Die Unterländer Radsportler selber können es nicht erwarten, bis es wieder losgeht. Allen voran der 23-jährige Johan Jacobs und der um drei Jahre ältere Fabian Lienhard. Es sind dies die beiden Fahrer des VC Steinmaur, die in dieser Saison neu in World-Tour-Teams untergekommen sind. «Gerade jetzt ist es schon frustrierend, dass ich keine Rennen fahren konnte», erklärt Fabian Lienhard. Ausfahrten mit Profi-Kollege Silvan Dillier sowie mit Timon Rüegg, dem Querfahrer aus den Reihen des VC Steinmaur, waren die Alternative. Lienhard konnte der rennfreien Zeit sogar etwas Positives abgewinnen: «Ohne Druck Velo zu fahren, war einen schöne Erfahrung.»

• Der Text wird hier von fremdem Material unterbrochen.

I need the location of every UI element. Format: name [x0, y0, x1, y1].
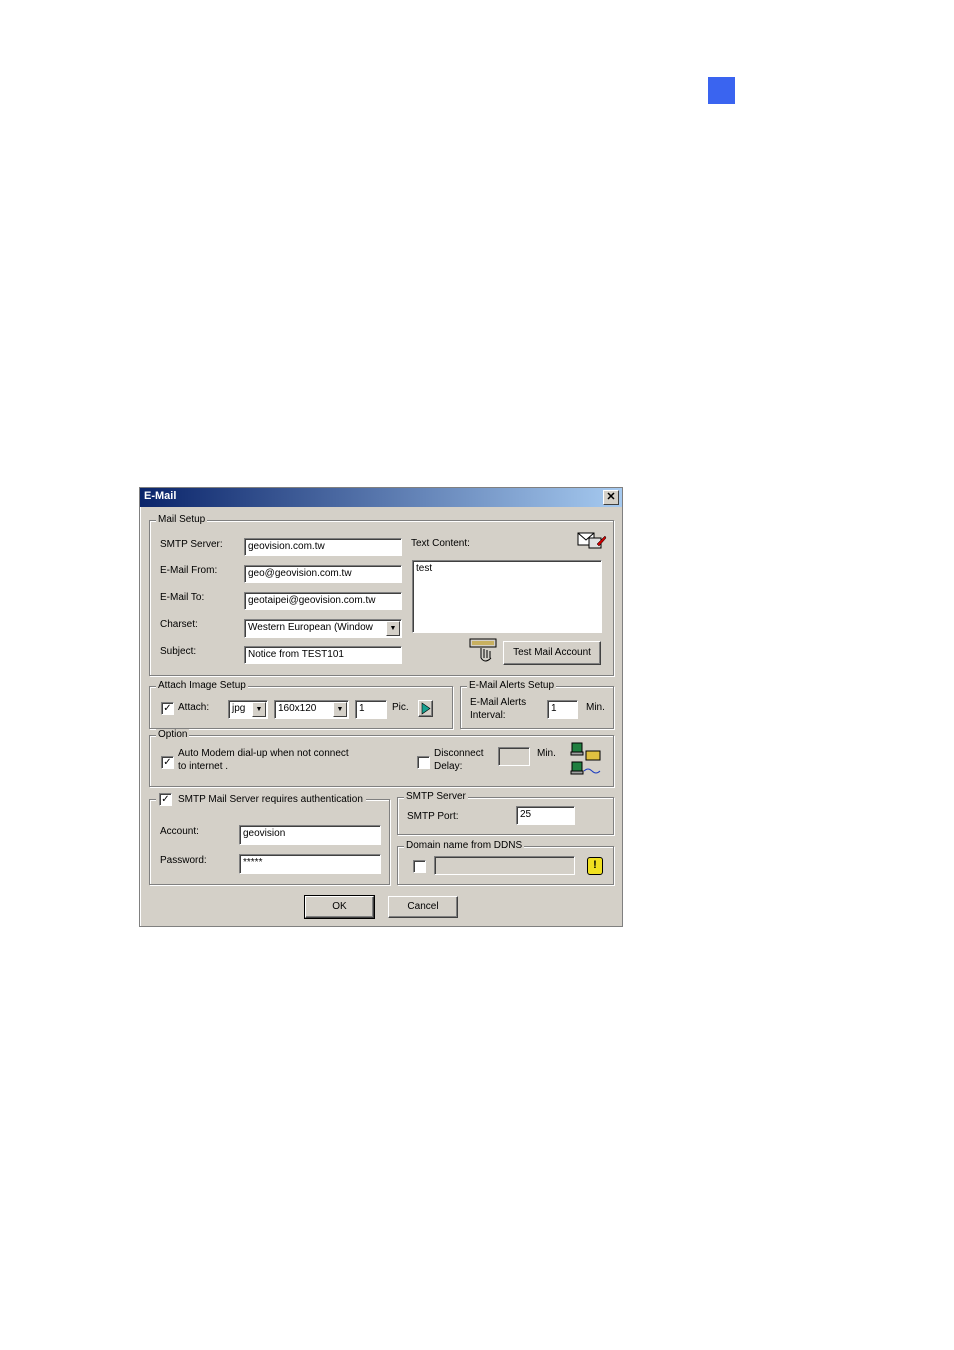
auto-modem-label-line1: Auto Modem dial-up when not connect	[178, 748, 349, 759]
alerts-interval-input[interactable]: 1	[547, 700, 578, 719]
mail-setup-legend: Mail Setup	[156, 514, 208, 525]
mail-setup-group: Mail Setup SMTP Server: geovision.com.tw…	[149, 514, 614, 676]
ddns-domain-input[interactable]	[434, 856, 575, 875]
ddns-group: Domain name from DDNS !	[397, 840, 614, 885]
subject-input[interactable]: Notice from TEST101	[244, 646, 402, 664]
charset-value: Western European (Window	[248, 622, 373, 633]
play-arrow-icon[interactable]	[418, 700, 433, 717]
chevron-down-icon[interactable]: ▼	[386, 621, 400, 636]
pic-count-input[interactable]: 1	[355, 700, 387, 719]
cancel-button[interactable]: Cancel	[388, 896, 458, 918]
smtp-server-legend: SMTP Server	[404, 791, 468, 802]
password-input[interactable]: *****	[239, 854, 381, 874]
smtp-server-input[interactable]: geovision.com.tw	[244, 538, 402, 556]
option-group: Option ✓ Auto Modem dial-up when not con…	[149, 729, 614, 787]
image-size-value: 160x120	[278, 703, 317, 714]
chevron-down-icon[interactable]: ▼	[333, 702, 347, 717]
image-size-select[interactable]: 160x120 ▼	[274, 700, 349, 719]
title-bar: E-Mail ✕	[140, 488, 622, 507]
disconnect-delay-input[interactable]	[498, 747, 530, 766]
smtp-port-input[interactable]: 25	[516, 806, 575, 825]
alerts-interval-label-line1: E-Mail Alerts	[470, 697, 527, 708]
hand-pointer-icon	[468, 636, 500, 666]
alerts-interval-unit: Min.	[586, 702, 605, 713]
auto-modem-checkbox[interactable]: ✓	[161, 756, 174, 769]
page-marker	[708, 77, 735, 104]
charset-label: Charset:	[160, 619, 198, 630]
account-input[interactable]: geovision	[239, 825, 381, 845]
text-content-label: Text Content:	[411, 538, 470, 549]
email-alerts-legend: E-Mail Alerts Setup	[467, 680, 557, 691]
email-alerts-group: E-Mail Alerts Setup E-Mail Alerts Interv…	[460, 680, 614, 729]
smtp-auth-group: ✓ SMTP Mail Server requires authenticati…	[149, 793, 390, 885]
ddns-checkbox[interactable]	[413, 860, 426, 873]
text-content-textarea[interactable]: test	[412, 560, 602, 633]
account-label: Account:	[160, 826, 199, 837]
disconnect-label-line1: Disconnect	[434, 748, 484, 759]
warning-icon[interactable]: !	[587, 857, 603, 875]
option-legend: Option	[156, 729, 190, 740]
charset-select[interactable]: Western European (Window ▼	[244, 619, 402, 638]
chevron-down-icon[interactable]: ▼	[252, 702, 266, 717]
subject-label: Subject:	[160, 646, 197, 657]
email-compose-icon	[575, 530, 607, 554]
smtp-port-label: SMTP Port:	[407, 811, 459, 822]
attach-image-group: Attach Image Setup ✓ Attach: jpg ▼ 160x1…	[149, 680, 453, 729]
password-label: Password:	[160, 855, 207, 866]
alerts-interval-label-line2: Interval:	[470, 710, 506, 721]
attach-image-legend: Attach Image Setup	[156, 680, 248, 691]
email-to-label: E-Mail To:	[160, 592, 205, 603]
ok-button[interactable]: OK	[304, 895, 375, 919]
smtp-auth-label: SMTP Mail Server requires authentication	[178, 794, 363, 805]
image-format-select[interactable]: jpg ▼	[228, 700, 268, 719]
image-format-value: jpg	[232, 703, 246, 714]
email-dialog: E-Mail ✕ Mail Setup SMTP Server: geovisi…	[139, 487, 623, 927]
disconnect-delay-checkbox[interactable]	[417, 756, 430, 769]
email-to-input[interactable]: geotaipei@geovision.com.tw	[244, 592, 402, 610]
pic-label: Pic.	[392, 702, 409, 713]
attach-label: Attach:	[178, 702, 210, 713]
disconnect-label-line2: Delay:	[434, 761, 463, 772]
ddns-legend: Domain name from DDNS	[404, 840, 525, 851]
disconnect-delay-unit: Min.	[537, 748, 556, 759]
smtp-auth-checkbox[interactable]: ✓	[159, 793, 172, 806]
close-button[interactable]: ✕	[603, 490, 619, 505]
modem-network-icon	[570, 741, 604, 777]
attach-checkbox[interactable]: ✓	[161, 702, 174, 715]
smtp-server-group: SMTP Server SMTP Port: 25	[397, 791, 614, 835]
email-from-label: E-Mail From:	[160, 565, 218, 576]
smtp-auth-header: ✓ SMTP Mail Server requires authenticati…	[156, 793, 366, 807]
dialog-title: E-Mail	[144, 490, 177, 502]
auto-modem-label-line2: to internet .	[178, 761, 229, 772]
test-mail-account-button[interactable]: Test Mail Account	[503, 641, 601, 665]
email-from-input[interactable]: geo@geovision.com.tw	[244, 565, 402, 583]
smtp-server-label: SMTP Server:	[160, 539, 223, 550]
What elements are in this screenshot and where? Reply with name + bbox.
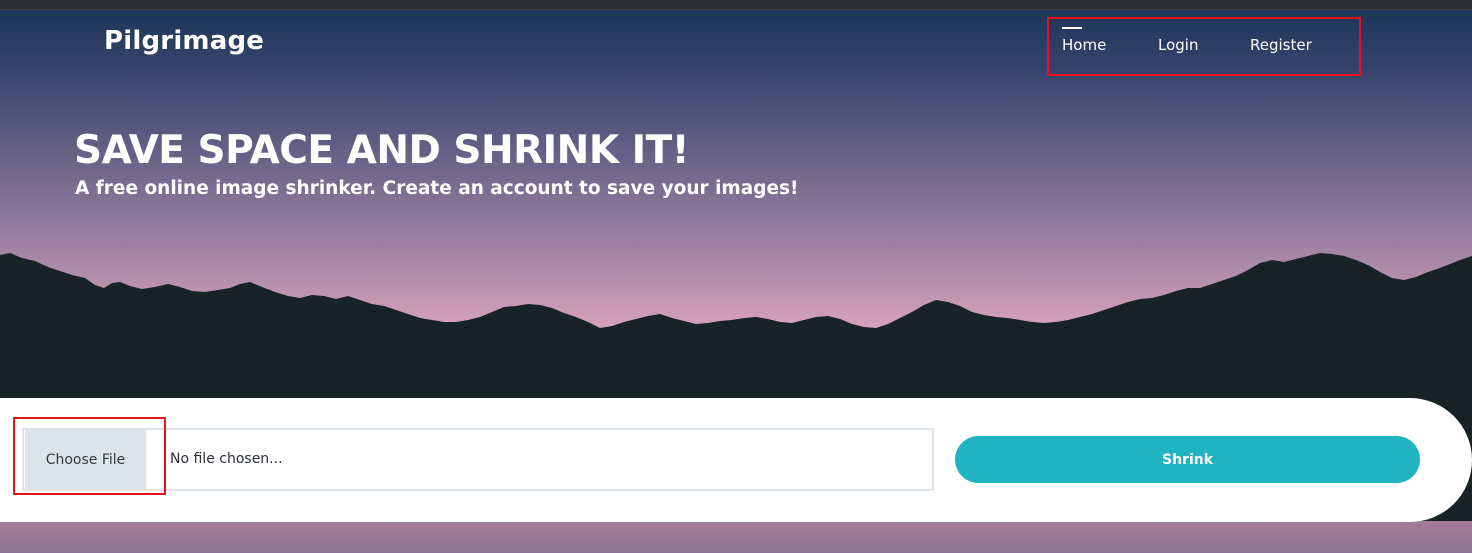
- brand-logo[interactable]: Pilgrimage: [104, 26, 264, 56]
- nav-register-label: Register: [1250, 36, 1312, 54]
- browser-top-strip: [0, 0, 1472, 10]
- page: Pilgrimage Home Login Register SAVE SPAC…: [0, 0, 1472, 553]
- shrink-button[interactable]: Shrink: [955, 436, 1420, 483]
- file-status-text: No file chosen...: [170, 451, 283, 467]
- choose-file-button[interactable]: Choose File: [25, 430, 146, 489]
- hero-title: SAVE SPACE AND SHRINK IT!: [74, 128, 690, 173]
- file-input[interactable]: [22, 428, 934, 491]
- lower-gradient-strip: [0, 521, 1472, 553]
- nav-home-label: Home: [1062, 36, 1107, 54]
- nav-register[interactable]: Register: [1250, 36, 1312, 54]
- nav-login-label: Login: [1158, 36, 1199, 54]
- active-indicator: [1062, 27, 1082, 29]
- nav-login[interactable]: Login: [1158, 36, 1198, 54]
- hero-subtitle: A free online image shrinker. Create an …: [75, 178, 799, 199]
- nav-home[interactable]: Home: [1062, 27, 1107, 54]
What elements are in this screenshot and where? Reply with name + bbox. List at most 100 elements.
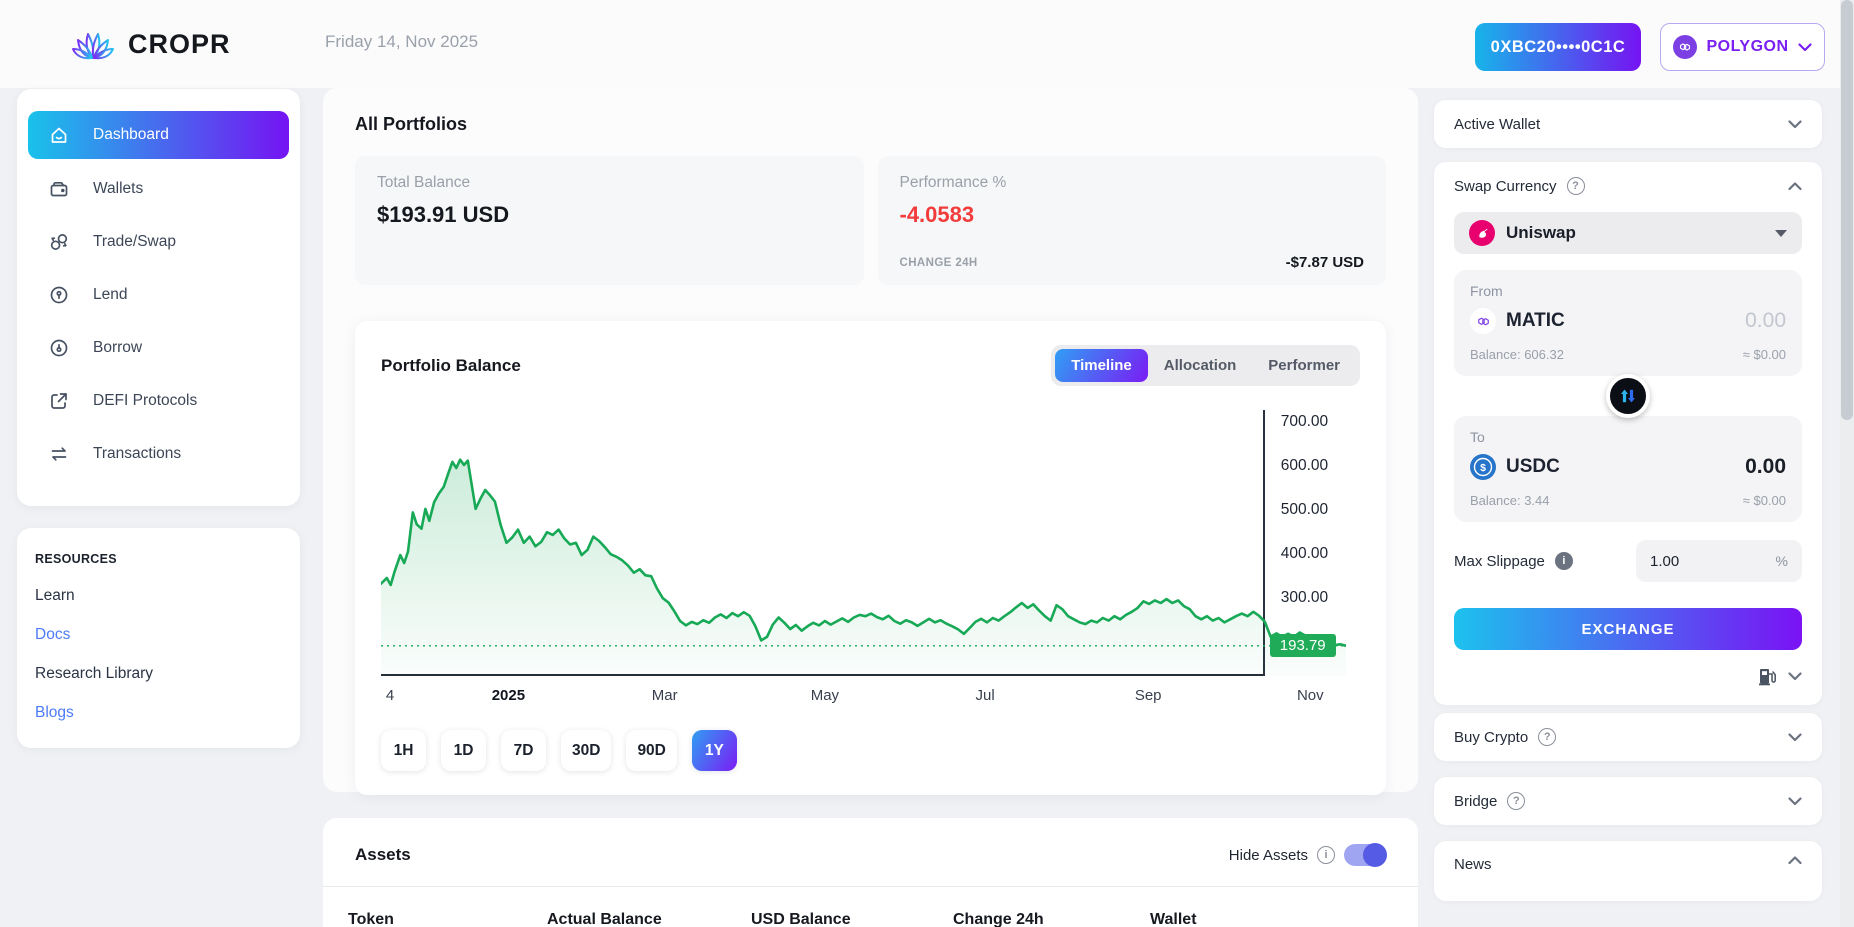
- buy-crypto-card[interactable]: Buy Crypto ?: [1434, 713, 1822, 761]
- polygon-icon: [1673, 35, 1697, 59]
- slippage-input[interactable]: [1650, 553, 1776, 570]
- network-selector-button[interactable]: POLYGON: [1660, 23, 1825, 71]
- sidebar-item-dashboard[interactable]: Dashboard: [28, 111, 289, 159]
- home-icon: [48, 124, 70, 146]
- y-tick-label: 500.00: [1281, 501, 1328, 519]
- x-tick-label: Mar: [652, 687, 678, 704]
- slippage-input-wrap: %: [1636, 540, 1802, 582]
- range-button-90d[interactable]: 90D: [626, 730, 676, 771]
- to-token-name[interactable]: USDC: [1506, 456, 1735, 478]
- total-balance-card: Total Balance $193.91 USD: [355, 156, 864, 285]
- sidebar-item-label: Wallets: [93, 180, 143, 198]
- sidebar-item-lend[interactable]: Lend: [28, 272, 289, 318]
- sidebar-nav: Dashboard Wallets Trade/Swap Lend Borrow: [17, 89, 300, 506]
- chevron-down-icon: [1788, 672, 1802, 681]
- x-tick-label: 2025: [492, 687, 525, 704]
- swap-direction-button[interactable]: [1606, 374, 1650, 418]
- exchange-button[interactable]: EXCHANGE: [1454, 608, 1802, 650]
- slippage-unit: %: [1776, 553, 1788, 569]
- sidebar-item-transactions[interactable]: Transactions: [28, 431, 289, 477]
- x-tick-label: Nov: [1297, 687, 1324, 704]
- help-icon[interactable]: ?: [1507, 792, 1525, 810]
- sidebar-item-label: Lend: [93, 286, 127, 304]
- portfolio-balance-card: Portfolio Balance Timeline Allocation Pe…: [355, 321, 1386, 795]
- brand-logo[interactable]: CROPR: [70, 22, 231, 67]
- range-button-1y[interactable]: 1Y: [692, 730, 737, 771]
- wallet-icon: [48, 178, 70, 200]
- sidebar-item-defi-protocols[interactable]: DEFI Protocols: [28, 378, 289, 424]
- chart-tabs: Timeline Allocation Performer: [1051, 345, 1360, 386]
- x-axis-labels: 42025MarMayJulSepNov: [381, 687, 1346, 709]
- transfer-arrows-icon: [48, 443, 70, 465]
- y-tick-label: 400.00: [1281, 545, 1328, 563]
- buy-crypto-label: Buy Crypto: [1454, 729, 1528, 746]
- tab-performer[interactable]: Performer: [1252, 349, 1356, 382]
- from-label: From: [1470, 283, 1786, 299]
- tab-allocation[interactable]: Allocation: [1148, 349, 1253, 382]
- bridge-label: Bridge: [1454, 793, 1497, 810]
- range-button-1d[interactable]: 1D: [441, 730, 486, 771]
- x-tick-label: Sep: [1135, 687, 1162, 704]
- x-tick-label: 4: [386, 687, 394, 704]
- x-tick-label: May: [811, 687, 839, 704]
- column-token: Token: [348, 911, 547, 927]
- help-icon[interactable]: ?: [1567, 177, 1585, 195]
- chevron-down-icon: [1798, 43, 1812, 52]
- portfolio-balance-title: Portfolio Balance: [381, 356, 521, 376]
- max-slippage-label: Max Slippage: [1454, 553, 1545, 570]
- current-date: Friday 14, Nov 2025: [325, 32, 478, 52]
- toggle-knob: [1363, 843, 1387, 867]
- swap-provider-select[interactable]: Uniswap: [1454, 212, 1802, 254]
- bridge-card[interactable]: Bridge ?: [1434, 777, 1822, 825]
- resources-link-research-library[interactable]: Research Library: [35, 665, 284, 683]
- caret-down-icon: [1775, 230, 1787, 237]
- swap-currency-header[interactable]: Swap Currency ?: [1454, 177, 1802, 195]
- news-label: News: [1454, 856, 1492, 873]
- y-axis-labels: 193.79 700.00600.00500.00400.00300.00: [1265, 410, 1360, 676]
- scrollbar-thumb[interactable]: [1841, 0, 1853, 420]
- swap-from-pane[interactable]: From MATIC 0.00 Balance: 606.32 ≈ $0.00: [1454, 270, 1802, 376]
- range-button-1h[interactable]: 1H: [381, 730, 426, 771]
- sidebar-item-wallets[interactable]: Wallets: [28, 166, 289, 212]
- range-button-7d[interactable]: 7D: [501, 730, 546, 771]
- usdc-icon: $: [1470, 454, 1496, 480]
- assets-table-header: Token Actual Balance USD Balance Change …: [323, 887, 1418, 927]
- from-token-name[interactable]: MATIC: [1506, 310, 1735, 332]
- info-icon[interactable]: i: [1555, 552, 1573, 570]
- wallet-address-button[interactable]: 0XBC20••••0C1C: [1475, 23, 1641, 71]
- matic-icon: [1470, 308, 1496, 334]
- news-card[interactable]: News: [1434, 841, 1822, 901]
- gas-settings-row[interactable]: [1454, 665, 1802, 687]
- to-amount-input[interactable]: 0.00: [1745, 455, 1786, 479]
- hide-assets-toggle[interactable]: [1344, 844, 1386, 866]
- topbar: CROPR Friday 14, Nov 2025 0XBC20••••0C1C…: [0, 0, 1854, 88]
- performance-card: Performance % -4.0583 CHANGE 24H -$7.87 …: [878, 156, 1387, 285]
- portfolio-stats: Total Balance $193.91 USD Performance % …: [355, 156, 1386, 285]
- sidebar-item-label: Borrow: [93, 339, 142, 357]
- to-usd-estimate: ≈ $0.00: [1743, 493, 1786, 508]
- brand-name: CROPR: [128, 29, 231, 60]
- scrollbar-track[interactable]: [1840, 0, 1854, 927]
- sidebar-item-trade-swap[interactable]: Trade/Swap: [28, 219, 289, 265]
- resources-link-blogs[interactable]: Blogs: [35, 704, 284, 722]
- to-label: To: [1470, 429, 1786, 445]
- sidebar-item-label: Transactions: [93, 445, 181, 463]
- range-buttons: 1H 1D 7D 30D 90D 1Y: [381, 730, 1360, 771]
- range-button-30d[interactable]: 30D: [561, 730, 611, 771]
- column-usd-balance: USD Balance: [751, 911, 953, 927]
- active-wallet-card[interactable]: Active Wallet: [1434, 100, 1822, 148]
- resources-link-learn[interactable]: Learn: [35, 587, 284, 605]
- help-icon[interactable]: ?: [1538, 728, 1556, 746]
- assets-card: Assets Hide Assets i Token Actual Balanc…: [323, 818, 1418, 927]
- sidebar-item-borrow[interactable]: Borrow: [28, 325, 289, 371]
- portfolio-chart-plot[interactable]: [381, 410, 1265, 676]
- info-icon[interactable]: i: [1317, 846, 1335, 864]
- resources-link-docs[interactable]: Docs: [35, 626, 284, 644]
- uniswap-icon: [1469, 220, 1495, 246]
- swap-to-pane[interactable]: To $ USDC 0.00 Balance: 3.44 ≈ $0.00: [1454, 416, 1802, 522]
- from-usd-estimate: ≈ $0.00: [1743, 347, 1786, 362]
- topbar-actions: 0XBC20••••0C1C POLYGON: [1475, 23, 1825, 71]
- tab-timeline[interactable]: Timeline: [1055, 349, 1148, 382]
- swap-currency-label: Swap Currency: [1454, 178, 1557, 195]
- from-amount-input[interactable]: 0.00: [1745, 309, 1786, 333]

Fabian Lienhard im Dress seines neuen Arbeitgebers Groupama-FDJ.
Fabian Lienhard im Dress seines neuen Arbeitgebers Groupama-FDJ.
Neli Widmer

Jetzt aber brennt Fabian Lienhard darauf, dass es mit den Rennen wieder losgeht. Er gehört in seiner französischen Mannschaft Groupama-FDJ zur Klassiker-Fraktion und wird voraussichtlich am 1. August in Italien an der Strade Bianche ins Renngeschehen eingreifen. Der Rennfahrer fasst zusammen: «Ich werde die meisten klassischen Rennen, die nachgeholt werden, und die Polen-Rundfahrt bestreiten.» Lienhard freut sich auf die Aufnahme des Renngeschehens auch deshalb, weil er sich in seinem Team gut aufgenommen fühlt: «Sogar der Generalmanager hat sich während der Corona-Rennpause bei mir nach meinem Wohlbefinden erkundigt.»

Schmid denkt an Heim-WM

Einen ersten Team-Zusammenzug hinter sich hat der 20-jährige Mauro Schmid. Der Süniker fährt fürs luxemburgische Continental-Team Leopard und wird am 12. Juli in Belp an der Zeitfahr-Meisterschaft antreten. An der am 2. August in Diekirch in Luxemburg mit den Verbänden Deutschland und Luxemburg ausgetragenen U-23-Meisterschaft geht er sogar als Titelverteidiger an den Start. Seine Saisonhöhepunkte setzt Schmid allerdings heuer anders: «Ich konzentriere mich vorab auf die Tour de l’Avenir Mitte September und die anschliessende Weltmeisterschaft in Aigle und Martigny.» Mit den Unterländer Radsportlern ist auch in der anstehenden kurzen Saison 2020 auf alle Fälle zu rechnen.

Mauro Schmid geht an der U-23-Meisterschaft in Luxemburg als Titelverteidiger an den Start.
Mauro Schmid geht an der U-23-Meisterschaft in Luxemburg als Titelverteidiger an den Start.